Hace unas pocas horas escuché, en la televisión, a una señora que hace cuarenta años, cuando tenía l4 años, era camarera en un pueblecito de Alabama. Un cliente, que era juez y tenía 34 años –se llama Roy Moore-, se ofreció a llevarla a su casa en su auto. Ella aceptó. En el vehículo, el amable caballero se volvió una bestia, cogió la mano de la niña y la obligó a masturbarlo, explicándole que, si se atrevía luego a protestar y a denunciarlo, nadie le creería, precisamente porque él era un juez y un ciudadano muy respetado en la localidad. La jovencita nunca se atrevió a contar aquella historia, hasta ahora; pero no la olvidó y, decía sin atreverse a levantar los ojos, ella había sido como un gusano que día y noche había vivido con ella royéndole la vida. Ahora, aquel juez es nada menos que el candidato a senador por el Partido Republicano en Alabama y por lo menos cinco mujeres han salido a la televisión a recordar abusos parecidos que padecieron en su juventud o niñez de aquel desaforado juez. Por lo menos en este caso parece que aquellos delitos no quedarán impunes. El propio Partido Republicano le ha pedido al exjuez que renuncie a su candidatura y, si no lo hace, las encuestas pronostican que perdería la elección.

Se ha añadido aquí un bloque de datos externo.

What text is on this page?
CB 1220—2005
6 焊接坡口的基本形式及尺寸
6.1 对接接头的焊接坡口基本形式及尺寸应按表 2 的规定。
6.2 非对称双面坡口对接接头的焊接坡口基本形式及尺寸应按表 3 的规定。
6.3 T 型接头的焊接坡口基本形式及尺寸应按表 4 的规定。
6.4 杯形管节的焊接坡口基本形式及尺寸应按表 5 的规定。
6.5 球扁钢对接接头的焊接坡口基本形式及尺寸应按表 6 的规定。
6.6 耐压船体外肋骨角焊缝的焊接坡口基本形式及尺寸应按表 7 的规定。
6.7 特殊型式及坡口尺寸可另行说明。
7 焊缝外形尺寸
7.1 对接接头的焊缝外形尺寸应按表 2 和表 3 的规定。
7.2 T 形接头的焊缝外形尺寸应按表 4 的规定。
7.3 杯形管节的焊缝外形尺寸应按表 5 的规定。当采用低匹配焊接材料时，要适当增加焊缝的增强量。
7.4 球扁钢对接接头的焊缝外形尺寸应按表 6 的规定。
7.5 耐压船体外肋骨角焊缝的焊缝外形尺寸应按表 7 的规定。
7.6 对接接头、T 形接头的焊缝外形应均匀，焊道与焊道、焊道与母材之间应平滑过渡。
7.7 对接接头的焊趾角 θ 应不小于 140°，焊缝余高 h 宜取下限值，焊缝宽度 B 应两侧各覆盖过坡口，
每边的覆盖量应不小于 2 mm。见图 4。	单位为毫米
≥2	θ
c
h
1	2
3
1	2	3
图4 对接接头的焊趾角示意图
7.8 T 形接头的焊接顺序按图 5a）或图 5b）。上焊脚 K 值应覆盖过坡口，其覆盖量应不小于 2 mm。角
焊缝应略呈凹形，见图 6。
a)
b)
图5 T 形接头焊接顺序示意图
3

A lo largo de muchos siglos, las mujeres, prácticamente en todas las culturas, han sido víctimas por el simple hecho de ser mujeres, un sexo que, en algunos casos, por cuestiones religiosas, y, en otros, por su debilidad física frente al hombre, eran las víctimas naturales de la discriminación, la marginación y la “conducta impropia” de los hombres, sobre todo en materia sexual. Por fin las cosas comienzan a cambiar, sobre todo en el mundo occidental, aunque en muchas partes de él, como América Latina, la condición de la mujer siga siendo todavía, por el machismo reinante, muy inferior a la del hombre. En otros mundos, por ejemplo en el musulmán o el africano más primitivo, las mujeres siguen siendo ciudadanos de segunda clase, objetos u animales más que seres humanos, a los que se puede encerrar en un harén o someter a mutilaciones rituales para garantizar que tendrán una conducta sexual “apropiada”. Un horror que tarda siglos de siglos en desaparecer.